Par conclusions notifiées et déposées le 27 novembre 2019, la SA Carrefour Banque demandait à la cour de :
‘ débouter les époux [M] de toutes leurs demandes, fins et conclusions,
‘ confirmer en toutes ses dispositions le jugement dont appel,
y ajoutant,
‘ condamner les époux [M] à lui payer une indemnité de 1.000 euros en cause d’appel, sur le fondement de l’article 700 du code de procédure civile,
‘ condamner les époux [M] aux dépens.
M. [L] [M] est décédé le [Date décès 2] 2021.
Par une ordonnance du 28 avril 2022, le magistrat de la mise en état a, notamment, ordonné la disjonction de l’instance concernant les ayants-droits de M. [L] [M] de celle concernant Mme [X] [H], et rappelé que l’instance est interrompue en ce qui concerne les ayants-droits de M. [L] [M] jusqu’à leur mise en cause ou leur intervention volontaire.
Les parties n’ayant pas repris d’écritures, les conclusions, auxquelles il est expressément référé en application des dispositions de l’article 455 du code de procédure civile, sont celles précitées du 27 septembre 2019 en ce qui concerne Mme [X] [H] et du 27 novembre 2019 pour la SA Carrefour Banque.
MOTIFS
Sur la nullité du contrat de prêt :
L’appelante sollicite, au visa des articles 1108 et suivants anciens, 414-1 du code civil, la nullité du contrat souscrit le 30 janvier 2009, au motif qu’il n’a pu valablement se former en raison de l’absence de consentement, du fait de l’insanité d’esprit, retenue à juste titre par le tribunal, de M. [L] [M] qui n’était pas capable de discernement au moment de la conclusion du crédit litigieux.
Elle soutient qu’il s’agit évidemment d’une nullité d’ordre public de protection du patrimoine de l’insane d’esprit, que l’annulation frappe le prêt en son entier, en ce compris l’obligation souscrite par l’épouse de ce dernier, afin que celui-ci ne risque aucune poursuite sur ses biens, risque qu’il encourrait si l’engagement du conjoint co-emprunteur était maintenu.
La SA Carrefour Banque réplique que l’appelante est irrecevable en sa demande d’annulation du contrat souscrit le 30 janvier 2009, qu’en effet, ce n’est que le 14 mars 2017 qu’elle a présenté cette demande, que, si le délai de prescription n’a pas couru à l’égard de M. [L] [M] comme l’a jugé le tribunal, tel n’est pas le cas en ce qui concerne Mme [X] [H].

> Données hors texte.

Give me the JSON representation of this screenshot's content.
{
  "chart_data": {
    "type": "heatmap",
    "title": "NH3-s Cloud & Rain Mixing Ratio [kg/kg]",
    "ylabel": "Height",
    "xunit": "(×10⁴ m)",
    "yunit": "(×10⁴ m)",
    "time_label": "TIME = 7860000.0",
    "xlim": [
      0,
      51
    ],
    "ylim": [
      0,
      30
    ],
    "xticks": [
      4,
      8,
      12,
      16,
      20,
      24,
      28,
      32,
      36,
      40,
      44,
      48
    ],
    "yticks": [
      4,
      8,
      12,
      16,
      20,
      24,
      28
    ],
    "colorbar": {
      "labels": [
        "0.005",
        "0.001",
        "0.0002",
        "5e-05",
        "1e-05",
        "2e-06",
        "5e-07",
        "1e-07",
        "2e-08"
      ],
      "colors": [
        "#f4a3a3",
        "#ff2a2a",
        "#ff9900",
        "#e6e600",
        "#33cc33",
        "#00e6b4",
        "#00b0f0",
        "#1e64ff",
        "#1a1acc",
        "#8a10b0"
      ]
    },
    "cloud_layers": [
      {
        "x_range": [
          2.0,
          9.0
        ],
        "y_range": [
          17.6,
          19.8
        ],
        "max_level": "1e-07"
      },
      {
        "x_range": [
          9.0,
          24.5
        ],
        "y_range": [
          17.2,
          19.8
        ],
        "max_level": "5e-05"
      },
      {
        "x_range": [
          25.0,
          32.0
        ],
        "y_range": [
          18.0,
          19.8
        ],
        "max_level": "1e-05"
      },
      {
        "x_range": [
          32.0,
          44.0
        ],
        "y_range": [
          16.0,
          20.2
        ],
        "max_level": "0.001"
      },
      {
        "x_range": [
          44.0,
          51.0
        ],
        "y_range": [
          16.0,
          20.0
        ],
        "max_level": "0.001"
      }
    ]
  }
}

Elle fait valoir, au visa des articles 1304 ancien et 2224 du code civil, que cette dernière, alors même qu’elle signait le contrat de prêt, ne pouvait ignorer l’état d’insanité de son époux qu’elle invoque par ailleurs en soutenant que les troubles mentaux et l’absence de discernement de son conjoint auraient débuté dès l’année 2001, qu’en conséquence, le délai dont elle disposait pour agir a expiré le 30 janvier 2014, qu’en outre, l’exception de nullité ne peut jouer en l’espèce, le contrat ayant reçu un large commencement d’exécution puisque les quarante premières échéances ont été payées.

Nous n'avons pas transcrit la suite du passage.